The type of weight loss we see when people exercise and change their caloric intake ranges from 5% to 7%. This study showed significantly greater weight loss (the average 15% to 20.9% weight loss) while using tirzepatide.8
The most frequently reported adverse effects after tirzepatide were nausea, diarrhea and constipation. Because the drug is a GLP-1 agonist, it has not been studied in patients with a history of pancreatitis and is not indicated for use in patients with type 1 diabetes mellitus.
The Boxed Warning include thyroid C-cell tumors. Tirzepatide is contraindicated in patients with a personal or family history of medullary thyroid carcinoma or in patients with multiple endocrine neoplasia syndrome type 2. Tirzepatide delays gastric emptying, therefore it has the potential to affect the absorption of concomitantly administered oral medications.1
- Mounjaro. Prescribing Information. Lilly USA, LLC.
- Rosenstock, J, et. al. Efficacy and safety of a novel dual GIP and GLP-1 receptor agonist tirzepatide in patients with type 2 diabetes (SURPASS-1): a double-blind, randomised, phase 3 trial. Lancet. 2021;398(10295):143-155. doi: 10.1016/S0140-6736(21)01324-6.
- Coskun T, Sloop KW, Loghin C, et al. LY3298176, a novel dual GIP and GLP-1 receptor agonist for the treatment of type 2 diabetes mellitus: From discovery to clinical proof of concept. Mol Metab. 2018 Dec;18:3-14. doi: 10.1016/j.molmet.2018.09.009.
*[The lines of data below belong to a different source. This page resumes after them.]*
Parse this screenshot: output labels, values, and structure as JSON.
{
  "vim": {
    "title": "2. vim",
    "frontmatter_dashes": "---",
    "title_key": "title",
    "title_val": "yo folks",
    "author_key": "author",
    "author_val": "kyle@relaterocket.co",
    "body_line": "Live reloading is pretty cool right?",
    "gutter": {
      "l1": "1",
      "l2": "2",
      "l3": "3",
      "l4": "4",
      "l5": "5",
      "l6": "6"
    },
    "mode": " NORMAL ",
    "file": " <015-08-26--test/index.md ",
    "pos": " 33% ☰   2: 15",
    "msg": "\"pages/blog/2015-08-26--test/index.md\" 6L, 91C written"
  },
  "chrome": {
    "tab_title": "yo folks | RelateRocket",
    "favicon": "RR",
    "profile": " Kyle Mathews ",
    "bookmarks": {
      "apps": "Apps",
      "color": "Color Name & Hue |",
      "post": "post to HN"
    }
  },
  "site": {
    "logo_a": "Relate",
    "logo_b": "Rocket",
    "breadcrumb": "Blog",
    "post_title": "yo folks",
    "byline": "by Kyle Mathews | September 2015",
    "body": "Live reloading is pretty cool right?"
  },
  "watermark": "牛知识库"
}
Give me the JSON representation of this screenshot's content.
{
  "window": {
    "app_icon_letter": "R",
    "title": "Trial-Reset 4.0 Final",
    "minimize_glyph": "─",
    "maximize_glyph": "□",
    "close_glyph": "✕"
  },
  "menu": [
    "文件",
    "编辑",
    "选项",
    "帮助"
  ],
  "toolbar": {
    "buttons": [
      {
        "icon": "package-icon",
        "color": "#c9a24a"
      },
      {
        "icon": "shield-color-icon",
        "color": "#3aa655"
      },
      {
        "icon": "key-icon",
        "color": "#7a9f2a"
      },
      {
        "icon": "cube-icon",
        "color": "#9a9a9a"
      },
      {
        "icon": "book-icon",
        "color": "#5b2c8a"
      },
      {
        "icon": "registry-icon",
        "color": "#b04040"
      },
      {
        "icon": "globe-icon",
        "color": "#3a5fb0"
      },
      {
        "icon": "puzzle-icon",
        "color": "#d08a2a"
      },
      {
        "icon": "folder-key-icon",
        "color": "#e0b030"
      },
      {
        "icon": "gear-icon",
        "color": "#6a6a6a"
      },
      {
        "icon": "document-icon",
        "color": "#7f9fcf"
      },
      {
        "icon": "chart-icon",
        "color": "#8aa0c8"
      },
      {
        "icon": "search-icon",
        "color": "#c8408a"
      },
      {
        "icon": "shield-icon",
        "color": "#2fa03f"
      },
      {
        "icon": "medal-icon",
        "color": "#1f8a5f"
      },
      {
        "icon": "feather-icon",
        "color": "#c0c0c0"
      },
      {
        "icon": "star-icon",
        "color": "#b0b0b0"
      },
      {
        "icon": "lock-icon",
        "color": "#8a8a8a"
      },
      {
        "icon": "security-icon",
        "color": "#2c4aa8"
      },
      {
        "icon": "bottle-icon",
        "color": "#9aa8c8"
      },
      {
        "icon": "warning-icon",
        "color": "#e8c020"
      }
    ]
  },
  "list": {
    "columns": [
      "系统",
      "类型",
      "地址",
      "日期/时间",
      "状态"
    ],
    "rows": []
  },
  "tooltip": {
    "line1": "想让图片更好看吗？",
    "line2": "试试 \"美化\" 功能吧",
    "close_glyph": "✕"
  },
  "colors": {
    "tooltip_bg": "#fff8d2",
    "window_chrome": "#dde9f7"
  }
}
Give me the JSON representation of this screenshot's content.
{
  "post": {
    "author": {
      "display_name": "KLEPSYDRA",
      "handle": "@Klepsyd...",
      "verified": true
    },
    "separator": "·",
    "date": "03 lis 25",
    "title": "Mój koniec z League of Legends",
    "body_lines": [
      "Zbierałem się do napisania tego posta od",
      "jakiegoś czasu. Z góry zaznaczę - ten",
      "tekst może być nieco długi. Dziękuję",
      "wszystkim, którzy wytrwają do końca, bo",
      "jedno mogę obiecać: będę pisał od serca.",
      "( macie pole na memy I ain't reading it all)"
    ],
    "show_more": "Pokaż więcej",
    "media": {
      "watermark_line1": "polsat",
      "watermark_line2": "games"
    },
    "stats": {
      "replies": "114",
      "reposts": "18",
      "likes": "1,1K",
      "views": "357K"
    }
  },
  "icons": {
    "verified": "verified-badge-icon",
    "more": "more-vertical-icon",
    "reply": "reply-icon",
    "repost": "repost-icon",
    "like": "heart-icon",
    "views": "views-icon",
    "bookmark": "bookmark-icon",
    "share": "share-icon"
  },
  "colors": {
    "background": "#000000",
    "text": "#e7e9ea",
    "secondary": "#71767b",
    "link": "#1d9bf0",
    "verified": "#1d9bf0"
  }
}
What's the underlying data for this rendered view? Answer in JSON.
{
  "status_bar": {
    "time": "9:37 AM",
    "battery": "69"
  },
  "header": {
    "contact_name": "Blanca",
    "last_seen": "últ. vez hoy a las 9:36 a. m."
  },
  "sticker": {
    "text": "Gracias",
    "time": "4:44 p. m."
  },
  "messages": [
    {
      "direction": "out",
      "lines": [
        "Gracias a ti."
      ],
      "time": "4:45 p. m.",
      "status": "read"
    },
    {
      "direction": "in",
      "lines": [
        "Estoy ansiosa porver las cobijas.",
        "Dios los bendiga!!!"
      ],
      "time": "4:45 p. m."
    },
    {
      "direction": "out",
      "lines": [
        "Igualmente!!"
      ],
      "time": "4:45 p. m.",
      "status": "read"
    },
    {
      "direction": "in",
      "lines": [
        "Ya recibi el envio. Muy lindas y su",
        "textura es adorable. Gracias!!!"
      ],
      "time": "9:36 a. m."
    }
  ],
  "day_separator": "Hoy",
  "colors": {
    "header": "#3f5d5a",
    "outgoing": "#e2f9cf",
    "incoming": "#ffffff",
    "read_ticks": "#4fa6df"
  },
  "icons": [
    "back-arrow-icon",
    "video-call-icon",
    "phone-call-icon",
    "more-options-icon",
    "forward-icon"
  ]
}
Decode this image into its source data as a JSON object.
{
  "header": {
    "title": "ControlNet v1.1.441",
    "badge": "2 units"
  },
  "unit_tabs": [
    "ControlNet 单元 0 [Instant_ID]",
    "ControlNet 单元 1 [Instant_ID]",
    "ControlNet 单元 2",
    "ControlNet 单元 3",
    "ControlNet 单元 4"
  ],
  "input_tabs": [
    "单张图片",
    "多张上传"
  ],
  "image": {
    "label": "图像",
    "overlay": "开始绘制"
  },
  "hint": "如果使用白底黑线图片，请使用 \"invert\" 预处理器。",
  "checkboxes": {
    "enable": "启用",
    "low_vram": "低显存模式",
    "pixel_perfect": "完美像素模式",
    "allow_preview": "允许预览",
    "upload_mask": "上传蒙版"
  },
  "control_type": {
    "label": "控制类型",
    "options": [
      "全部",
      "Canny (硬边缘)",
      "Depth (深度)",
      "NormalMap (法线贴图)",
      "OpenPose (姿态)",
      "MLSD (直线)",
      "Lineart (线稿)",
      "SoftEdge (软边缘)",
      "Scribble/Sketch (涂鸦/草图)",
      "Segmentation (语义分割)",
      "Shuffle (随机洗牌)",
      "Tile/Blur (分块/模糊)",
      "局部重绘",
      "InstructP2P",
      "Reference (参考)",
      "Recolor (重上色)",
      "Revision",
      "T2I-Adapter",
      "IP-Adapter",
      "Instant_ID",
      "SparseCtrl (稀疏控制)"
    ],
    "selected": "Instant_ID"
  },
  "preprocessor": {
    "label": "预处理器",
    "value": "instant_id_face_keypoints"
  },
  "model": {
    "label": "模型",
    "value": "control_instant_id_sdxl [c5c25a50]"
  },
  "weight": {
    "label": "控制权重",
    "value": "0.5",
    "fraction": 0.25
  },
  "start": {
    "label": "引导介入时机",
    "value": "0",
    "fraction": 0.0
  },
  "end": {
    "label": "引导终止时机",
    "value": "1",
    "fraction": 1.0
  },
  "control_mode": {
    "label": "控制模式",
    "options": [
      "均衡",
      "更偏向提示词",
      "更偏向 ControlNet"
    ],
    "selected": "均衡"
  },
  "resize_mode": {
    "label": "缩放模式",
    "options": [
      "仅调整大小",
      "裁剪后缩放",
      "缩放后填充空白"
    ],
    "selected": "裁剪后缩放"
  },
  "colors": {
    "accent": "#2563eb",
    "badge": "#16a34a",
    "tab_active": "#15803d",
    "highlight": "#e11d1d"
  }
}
- Frías JP, Davies MJ, Rosenstock J, et al. Tirzepatide versus semaglutide once weekly in patients with type 2 diabetes (SURPASS-2). N Engl J Med. 2021;385(6)(suppl):503-515. doi: 10.1056/NEJMoa2107519
- Ludvik B, Giorgino F, Jódar E, et al. Once-weekly tirzepatide versus once-daily insulin degludec as add-on to metformin with or without SGLT2 inhibitors in patients with type 2 diabetes (SURPASS-3): a randomised, open-label, parallel-group, phase 3 trial. Lancet. 2021;398(10300):583-598. doi: 10.1016/S0140-6736(21)01443-4
- Del Prato S, Kahn SE, Pavo I, et al; for the SURPASS-4 Investigators. Tirzepatide versus insulin glargine in type 2 diabetes and increased cardiovascular risk (SURPASS-4): a randomised, open-label, parallel-group, multicentre, phase 3 trial. Lancet. 2021;398(10313):1811-1824. doi: 10.1016/S0140-6736(21)02188-7
- Dahl D, Onishi Y, Norwood P, et al. Effect of subcutaneous tirzepatide vs placebo added to titrated insulin glargine on glycemic control in patients with type 2 diabetes: the SURPASS-5 randomized clinical trial. JAMA. 2022;327(6):534-545. doi:10.1001/jama.2022.007.
- Jastreboff AM, Aronne LJ, Ahmad NN, et al. Tirzepatide Once Weekly for the Treatment of Obesity. N Engl J Med. 2022 Jul 21;387(3):205-216. doi: 10.1056/NEJMoa2206038.